Akmenė is first mentioned as an estate owned by the Kęsgaila family circa 1511.
In 1531 a privilege was granted by the Grand Duke of Lithuania Sigismund I the Old to build a town, named Dabikinė near te Dabikinė River. It was built in Wallach reform style. The town grew fast, and by the time there were 3 streets, 82 households and 28 inns in 1561. In 1596 Grand Duchess of Lithuania Anna Jagiellon founded a wooden church.

Town rights were granted to Akmenė in 1592.

The city was devastated and burned down in 1705 during the Swedish occupation after a nearby battle. A plague of 1710–1711 left the city without inhabitants, although it recovered fast, and in 1754 received a privilege to hold a market and four fairs per year. In 1792 Akmenė city rights were reconfirmed and a coat of arms was granted.
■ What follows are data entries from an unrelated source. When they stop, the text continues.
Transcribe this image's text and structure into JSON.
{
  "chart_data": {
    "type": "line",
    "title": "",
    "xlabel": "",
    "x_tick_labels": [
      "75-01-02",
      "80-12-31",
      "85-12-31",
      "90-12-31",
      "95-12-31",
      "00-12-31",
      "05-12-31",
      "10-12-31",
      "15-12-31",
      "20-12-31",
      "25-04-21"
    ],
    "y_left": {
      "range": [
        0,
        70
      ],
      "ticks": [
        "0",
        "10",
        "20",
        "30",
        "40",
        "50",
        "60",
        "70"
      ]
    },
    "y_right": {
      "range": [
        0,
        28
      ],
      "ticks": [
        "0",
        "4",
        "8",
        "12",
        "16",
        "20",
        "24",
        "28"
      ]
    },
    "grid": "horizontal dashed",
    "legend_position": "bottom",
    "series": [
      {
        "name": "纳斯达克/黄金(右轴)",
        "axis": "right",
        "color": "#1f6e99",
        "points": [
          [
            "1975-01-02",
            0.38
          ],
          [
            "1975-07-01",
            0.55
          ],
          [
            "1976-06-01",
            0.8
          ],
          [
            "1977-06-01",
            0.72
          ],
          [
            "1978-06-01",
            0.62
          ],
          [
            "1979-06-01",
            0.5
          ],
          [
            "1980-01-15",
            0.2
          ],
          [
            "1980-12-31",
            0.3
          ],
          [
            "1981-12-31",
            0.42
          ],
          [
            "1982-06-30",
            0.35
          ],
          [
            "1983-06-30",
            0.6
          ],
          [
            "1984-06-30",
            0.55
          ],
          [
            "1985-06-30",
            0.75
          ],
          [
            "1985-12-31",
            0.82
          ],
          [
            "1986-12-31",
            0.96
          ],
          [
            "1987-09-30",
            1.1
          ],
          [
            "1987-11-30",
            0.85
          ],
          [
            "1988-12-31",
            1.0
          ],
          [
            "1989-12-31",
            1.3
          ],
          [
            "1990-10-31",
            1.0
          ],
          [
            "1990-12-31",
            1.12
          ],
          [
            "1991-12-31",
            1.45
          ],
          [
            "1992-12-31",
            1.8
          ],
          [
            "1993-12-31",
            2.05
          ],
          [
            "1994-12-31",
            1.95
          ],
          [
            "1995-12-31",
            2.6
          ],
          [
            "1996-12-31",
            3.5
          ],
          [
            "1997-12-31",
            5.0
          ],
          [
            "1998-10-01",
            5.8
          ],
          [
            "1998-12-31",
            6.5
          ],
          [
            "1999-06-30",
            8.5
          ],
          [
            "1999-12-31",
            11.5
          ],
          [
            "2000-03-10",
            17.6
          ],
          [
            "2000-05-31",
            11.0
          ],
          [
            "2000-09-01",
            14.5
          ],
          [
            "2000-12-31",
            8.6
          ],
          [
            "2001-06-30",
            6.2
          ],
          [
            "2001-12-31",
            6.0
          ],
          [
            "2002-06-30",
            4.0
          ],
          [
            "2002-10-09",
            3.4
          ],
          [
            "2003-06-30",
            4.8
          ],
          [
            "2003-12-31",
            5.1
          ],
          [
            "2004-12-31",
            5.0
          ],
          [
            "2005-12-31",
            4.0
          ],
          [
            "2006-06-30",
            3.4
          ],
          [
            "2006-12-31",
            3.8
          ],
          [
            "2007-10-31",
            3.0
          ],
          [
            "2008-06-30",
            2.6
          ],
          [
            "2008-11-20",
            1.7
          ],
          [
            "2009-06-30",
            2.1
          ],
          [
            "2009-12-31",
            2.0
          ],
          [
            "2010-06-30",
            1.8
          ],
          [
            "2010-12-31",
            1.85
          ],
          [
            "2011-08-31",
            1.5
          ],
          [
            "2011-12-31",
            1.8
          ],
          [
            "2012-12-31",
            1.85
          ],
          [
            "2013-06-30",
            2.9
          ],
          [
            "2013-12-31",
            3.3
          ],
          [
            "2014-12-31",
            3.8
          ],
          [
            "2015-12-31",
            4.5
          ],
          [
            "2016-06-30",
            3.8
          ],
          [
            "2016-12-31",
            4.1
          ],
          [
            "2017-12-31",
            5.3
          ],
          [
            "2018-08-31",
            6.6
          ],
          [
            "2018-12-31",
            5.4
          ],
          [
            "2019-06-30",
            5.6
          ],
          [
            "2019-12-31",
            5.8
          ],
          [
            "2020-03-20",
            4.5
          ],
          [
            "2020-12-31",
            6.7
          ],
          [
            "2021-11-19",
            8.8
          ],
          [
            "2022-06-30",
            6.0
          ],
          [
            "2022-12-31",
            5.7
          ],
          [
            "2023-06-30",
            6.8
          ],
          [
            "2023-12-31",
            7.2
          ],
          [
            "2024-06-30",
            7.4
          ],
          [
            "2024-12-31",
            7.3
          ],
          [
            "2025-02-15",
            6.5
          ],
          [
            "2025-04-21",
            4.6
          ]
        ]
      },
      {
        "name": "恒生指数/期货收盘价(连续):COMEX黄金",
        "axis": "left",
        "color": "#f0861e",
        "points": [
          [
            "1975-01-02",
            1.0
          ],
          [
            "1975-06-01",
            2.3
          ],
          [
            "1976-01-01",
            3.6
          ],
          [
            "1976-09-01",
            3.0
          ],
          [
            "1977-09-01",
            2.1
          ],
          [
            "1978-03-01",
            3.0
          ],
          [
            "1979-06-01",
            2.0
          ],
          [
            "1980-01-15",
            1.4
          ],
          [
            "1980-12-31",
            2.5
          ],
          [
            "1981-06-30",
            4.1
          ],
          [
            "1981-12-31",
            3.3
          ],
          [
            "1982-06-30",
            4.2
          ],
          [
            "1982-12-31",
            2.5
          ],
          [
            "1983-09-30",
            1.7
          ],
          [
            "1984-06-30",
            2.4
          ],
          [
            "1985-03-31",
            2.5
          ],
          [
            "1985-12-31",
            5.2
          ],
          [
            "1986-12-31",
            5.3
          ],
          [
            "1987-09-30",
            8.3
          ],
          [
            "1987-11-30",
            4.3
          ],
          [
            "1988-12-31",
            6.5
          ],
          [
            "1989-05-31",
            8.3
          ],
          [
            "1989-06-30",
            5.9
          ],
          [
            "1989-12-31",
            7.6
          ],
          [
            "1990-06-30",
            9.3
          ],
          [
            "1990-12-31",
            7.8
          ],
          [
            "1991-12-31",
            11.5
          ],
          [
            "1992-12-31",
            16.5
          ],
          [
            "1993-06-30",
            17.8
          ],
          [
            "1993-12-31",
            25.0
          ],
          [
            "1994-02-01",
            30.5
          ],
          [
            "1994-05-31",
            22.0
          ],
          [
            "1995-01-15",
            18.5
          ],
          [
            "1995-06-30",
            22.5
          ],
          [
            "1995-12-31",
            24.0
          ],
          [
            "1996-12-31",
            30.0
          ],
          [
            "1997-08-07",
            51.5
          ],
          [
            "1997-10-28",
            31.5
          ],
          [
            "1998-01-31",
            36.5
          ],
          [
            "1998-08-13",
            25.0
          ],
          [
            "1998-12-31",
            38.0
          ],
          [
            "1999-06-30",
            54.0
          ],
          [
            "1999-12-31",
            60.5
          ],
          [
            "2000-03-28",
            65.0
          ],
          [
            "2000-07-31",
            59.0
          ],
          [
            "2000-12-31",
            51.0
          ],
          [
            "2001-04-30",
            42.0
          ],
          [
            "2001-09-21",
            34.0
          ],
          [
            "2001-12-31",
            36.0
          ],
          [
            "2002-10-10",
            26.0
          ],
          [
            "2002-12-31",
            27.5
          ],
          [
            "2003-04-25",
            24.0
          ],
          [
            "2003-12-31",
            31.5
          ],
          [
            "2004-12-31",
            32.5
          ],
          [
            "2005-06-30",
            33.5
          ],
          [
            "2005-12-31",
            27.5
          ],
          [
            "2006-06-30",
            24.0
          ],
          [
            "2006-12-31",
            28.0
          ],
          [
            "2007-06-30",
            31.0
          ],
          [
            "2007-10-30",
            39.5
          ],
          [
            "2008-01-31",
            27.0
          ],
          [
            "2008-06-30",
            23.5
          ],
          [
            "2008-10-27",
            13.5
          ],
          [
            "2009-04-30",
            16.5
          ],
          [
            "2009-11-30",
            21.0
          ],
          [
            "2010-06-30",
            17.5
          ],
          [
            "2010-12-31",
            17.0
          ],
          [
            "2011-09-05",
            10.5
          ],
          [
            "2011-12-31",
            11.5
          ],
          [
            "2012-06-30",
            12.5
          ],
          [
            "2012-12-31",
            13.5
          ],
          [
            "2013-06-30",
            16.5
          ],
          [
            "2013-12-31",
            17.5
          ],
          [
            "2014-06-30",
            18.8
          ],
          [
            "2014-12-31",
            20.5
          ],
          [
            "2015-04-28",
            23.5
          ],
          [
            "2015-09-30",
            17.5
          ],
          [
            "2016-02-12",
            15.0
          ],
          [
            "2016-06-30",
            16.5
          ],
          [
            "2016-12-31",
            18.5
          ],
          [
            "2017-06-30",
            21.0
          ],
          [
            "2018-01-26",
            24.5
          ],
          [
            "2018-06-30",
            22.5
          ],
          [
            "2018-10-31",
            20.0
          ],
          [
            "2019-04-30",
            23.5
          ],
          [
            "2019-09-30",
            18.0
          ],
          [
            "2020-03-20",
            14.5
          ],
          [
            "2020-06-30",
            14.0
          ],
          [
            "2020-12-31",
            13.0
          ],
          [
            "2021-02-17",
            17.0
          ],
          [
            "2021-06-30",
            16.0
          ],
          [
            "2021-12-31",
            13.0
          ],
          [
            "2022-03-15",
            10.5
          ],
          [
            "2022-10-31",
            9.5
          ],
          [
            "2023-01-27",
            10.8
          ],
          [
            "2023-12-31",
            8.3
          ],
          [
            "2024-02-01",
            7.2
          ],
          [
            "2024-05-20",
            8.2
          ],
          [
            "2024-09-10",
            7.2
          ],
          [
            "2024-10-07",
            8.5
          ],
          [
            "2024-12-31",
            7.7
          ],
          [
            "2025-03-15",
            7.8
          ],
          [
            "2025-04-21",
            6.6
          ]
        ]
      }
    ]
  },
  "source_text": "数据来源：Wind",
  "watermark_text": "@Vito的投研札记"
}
After the Partitions of Polish Lithuanian Commonwealth the neighborhoods were donated to the wife of Russian General Fitinhof.

==The Jewish community==

According to the records Jews arrived in Akmenė in the eighteenth century. By the mid-nineteenth century the majority of the population in the town was Jewish. The first mass migration of Jews followed the notorious May Laws of 1882. Many of the Jews who left in the face of increasing Tsarist persecution settled in Cork, Ireland, where Jews today still refer to themselves as Akmianers.

In 1915, some of the Jews were expelled into the Russian interior.

By 1939 the Jewish community had fallen in number to around 30 families. At the end of June 1941, following the Nazi occupation of Lithuania, Jewish people were arrested. The Rollkommando Hamann with the help of local collaborators, shot and killed three Jews, and on August 4, 1941, all the remaining prisoners were transferred to three silos on the bank of the river Venta, near Mažeikiai. The men were taken immediately to dig pits and the women were imprisoned in Mažeikiai together with other Jewish women prisoners. All of them were murdered together with the Jews of Mažeikiai and the surroundings on August 9, 1941.